Even the big paper publishers say "No conclusive evidence for either theory."

https://www.science.org/content/article/do-three-new-studies...

>> Still, Worobey and his co-authors concede, even that evidence might not be enough to end this polarizing debate. “With the way that people have been able to just push aside any and all evidence that points away from a lab leak, I do fear that even if there were evidence from one of these samples that was full of red fox DNA and SARS-CoV-2 that people might say, ‘We still think it actually came from the handler of that red fox,’” Worobey says.

> Even the big paper publishers say "No conclusive evidence for either theory."

They initially claimed their evidence was "dispositive" but their peer reviewers (correctly, IMHO) made them take it out.

https://ayjchan.medium.com/evidence-for-a-natural-origin-of-...
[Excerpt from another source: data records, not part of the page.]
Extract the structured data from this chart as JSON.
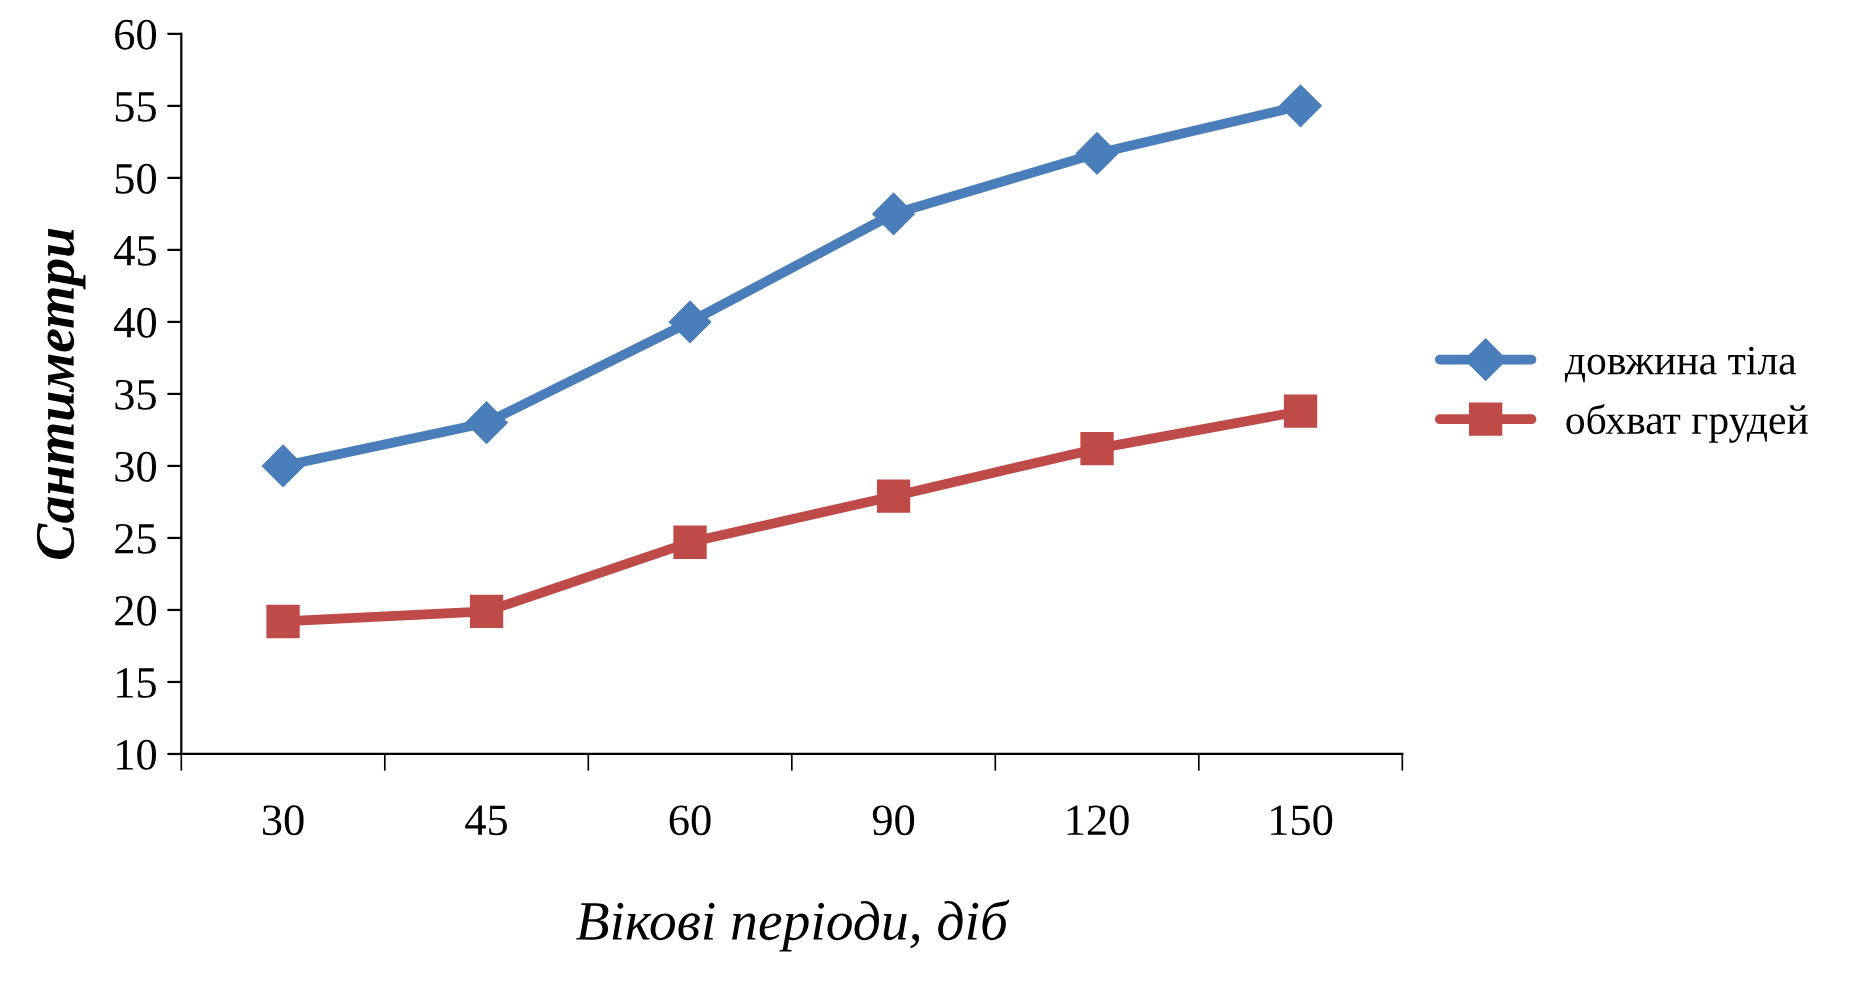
{
  "chart_data": {
    "type": "line",
    "xlabel": "Вікові періоди, діб",
    "ylabel": "Сантиметри",
    "categories": [
      "30",
      "45",
      "60",
      "90",
      "120",
      "150"
    ],
    "series": [
      {
        "name": "довжина тіла",
        "color": "#4a7ebb",
        "marker": "diamond",
        "values": [
          30,
          33,
          40,
          47.5,
          51.7,
          55
        ]
      },
      {
        "name": "обхват грудей",
        "color": "#be4b48",
        "marker": "square",
        "values": [
          19.2,
          19.9,
          24.7,
          27.9,
          31.2,
          33.8
        ]
      }
    ],
    "ylim": [
      10,
      60
    ],
    "yticks": [
      10,
      15,
      20,
      25,
      30,
      35,
      40,
      45,
      50,
      55,
      60
    ],
    "grid": false,
    "legend": "right",
    "line_style": "solid"
  }
}
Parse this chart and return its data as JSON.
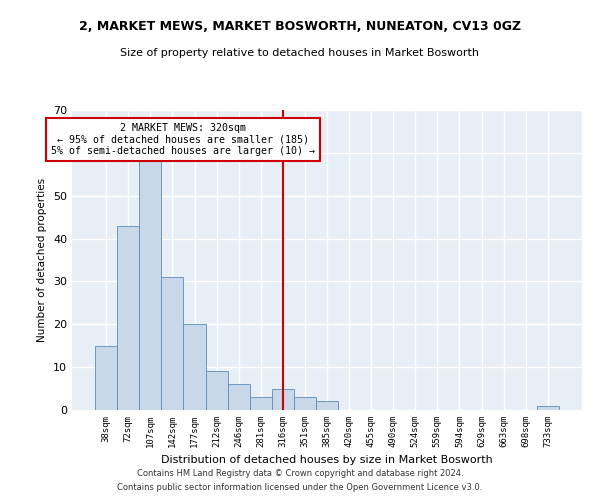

I originally didn't think that it came from a lab. Primarily because flu epidemics have happened before and they were of natural origin and there hadn't been good evidence that it came from a lab. But my opinion changed as more good evidence started to turn up that suggested engineering.
There's literally no evidence suggesting engineering. This is a deeply flawed paper (several cornaviruses of natural origin "rate" higher as artificial using their methodology) and essentially every other paper claiming to find some signal of engineering has been disproven or retracted.